The gain of 528,000 jobs in July, meanwhile, coupled with strong wage increases and lagging productivity, shows companies are still racing to meet demand, even as the Fed says it intends to tamp down on demand to fight inflation. The ratio of job vacancies to unemployed workers remains historically lopsided at close to two to one, although it has fallen some in recent months.
There is disagreement about how far unemployment may need to rise to control inflation. Policymakers have laid out technical and qualitative arguments for why they may be able to beat inflation this time by only curbing "excess" demand for workers without a big rise in joblessness, and the drops in spending, demand, and price pressures that go along with it.
But Fed officials largely agree the current 3.5% unemployment rate is beyond the level consistent with full employment and will likely rise.
An unaddressed issue is how much unemployment Fed policymakers would tolerate to quash each additional increment of inflation, and whether there's a red line for joblessness they would not cross.
That may be next year's battle.
Fed officials often note the economy is slow to adjust to changes in monetary policy, which, quoting American economist Milton Friedman, they say operates with "long and variable lags."
"There's probably some ... significant additional tightening in the pipeline," based on the rate hikes currently anticipated, Fed Chair Jerome Powell said last month.
Whether that will be enough to lower inflation is unclear, but by some reckonings there is a long road ahead.

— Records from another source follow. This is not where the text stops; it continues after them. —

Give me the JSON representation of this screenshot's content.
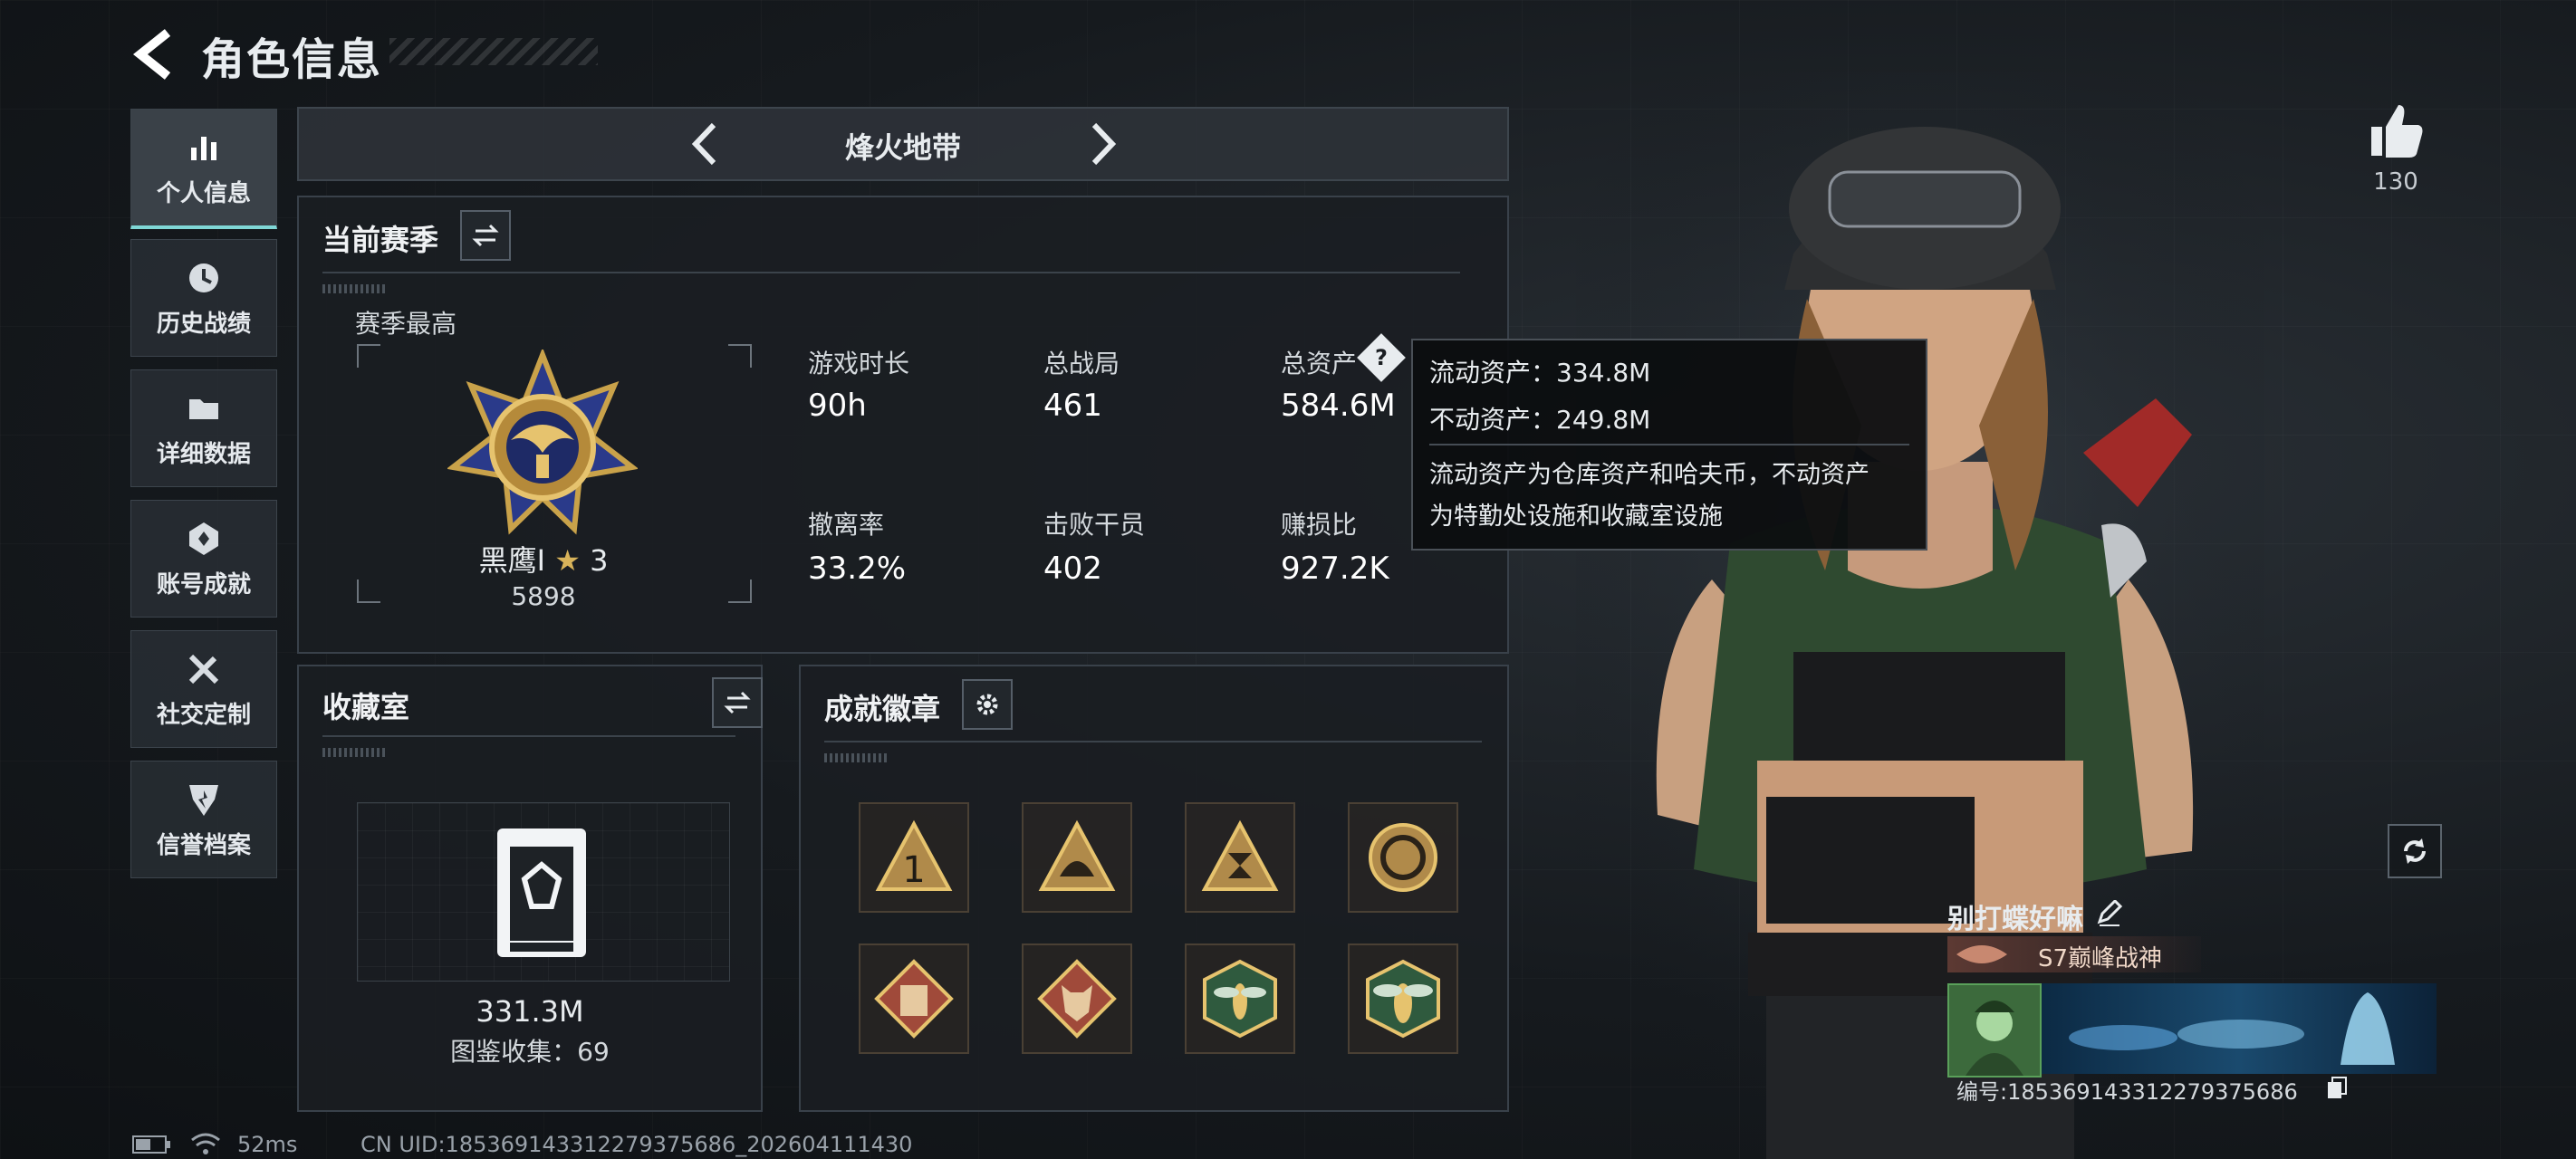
{
  "header": {
    "title": "角色信息"
  },
  "sidebar": {
    "items": [
      {
        "label": "个人信息",
        "icon": "bar-chart-icon",
        "active": true
      },
      {
        "label": "历史战绩",
        "icon": "clock-icon"
      },
      {
        "label": "详细数据",
        "icon": "folder-icon"
      },
      {
        "label": "账号成就",
        "icon": "achievement-icon"
      },
      {
        "label": "社交定制",
        "icon": "tools-icon"
      },
      {
        "label": "信誉档案",
        "icon": "shield-icon"
      }
    ]
  },
  "mode": {
    "name": "烽火地带"
  },
  "season": {
    "title": "当前赛季",
    "best_label": "赛季最高",
    "rank_name": "黑鹰I",
    "rank_star": "★",
    "rank_stars": "3",
    "rank_score": "5898",
    "stats": [
      {
        "label": "游戏时长",
        "value": "90h"
      },
      {
        "label": "总战局",
        "value": "461"
      },
      {
        "label": "总资产",
        "value": "584.6M"
      },
      {
        "label": "撤离率",
        "value": "33.2%"
      },
      {
        "label": "击败干员",
        "value": "402"
      },
      {
        "label": "赚损比",
        "value": "927.2K"
      }
    ],
    "help_glyph": "?"
  },
  "tooltip": {
    "line1": "流动资产：334.8M",
    "line2": "不动资产：249.8M",
    "line3": "流动资产为仓库资产和哈夫币，不动资产",
    "line4": "为特勤处设施和收藏室设施"
  },
  "collection": {
    "title": "收藏室",
    "value": "331.3M",
    "catalog": "图鉴收集：69"
  },
  "badges": {
    "title": "成就徽章",
    "items": [
      "rank-one-badge",
      "helmet-badge",
      "hourglass-badge",
      "ring-badge",
      "armor-badge",
      "wolf-badge",
      "wasp-badge",
      "hornet-badge"
    ]
  },
  "profile": {
    "likes": "130",
    "player_name": "别打蝶好嘛",
    "title_badge": "S7巅峰战神",
    "player_id": "编号:185369143312279375686"
  },
  "status": {
    "ping": "52ms",
    "uid": "CN UID:185369143312279375686_202604111430"
  },
  "colors": {
    "accent": "#7fd7d6",
    "panel": "#1a1e22",
    "gold": "#c9a24a"
  }
}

David Beckworth, an economist and senior research fellow at George Mason University's Mercatus Center, estimates the Fed has to wring out about $1 trillion in excess spending. If it wants to do that without a sharp recession, that means keeping the pressure on credit markets into 2024, a longer horizon than many in U.S. markets expect.
"It's a huge distance to close," Beckworth said. "We had one month of a slight turn downward in the inflation number ... If you want to get down to 2% in a stable way that does not generate mass unemployment, it has got to be a long process."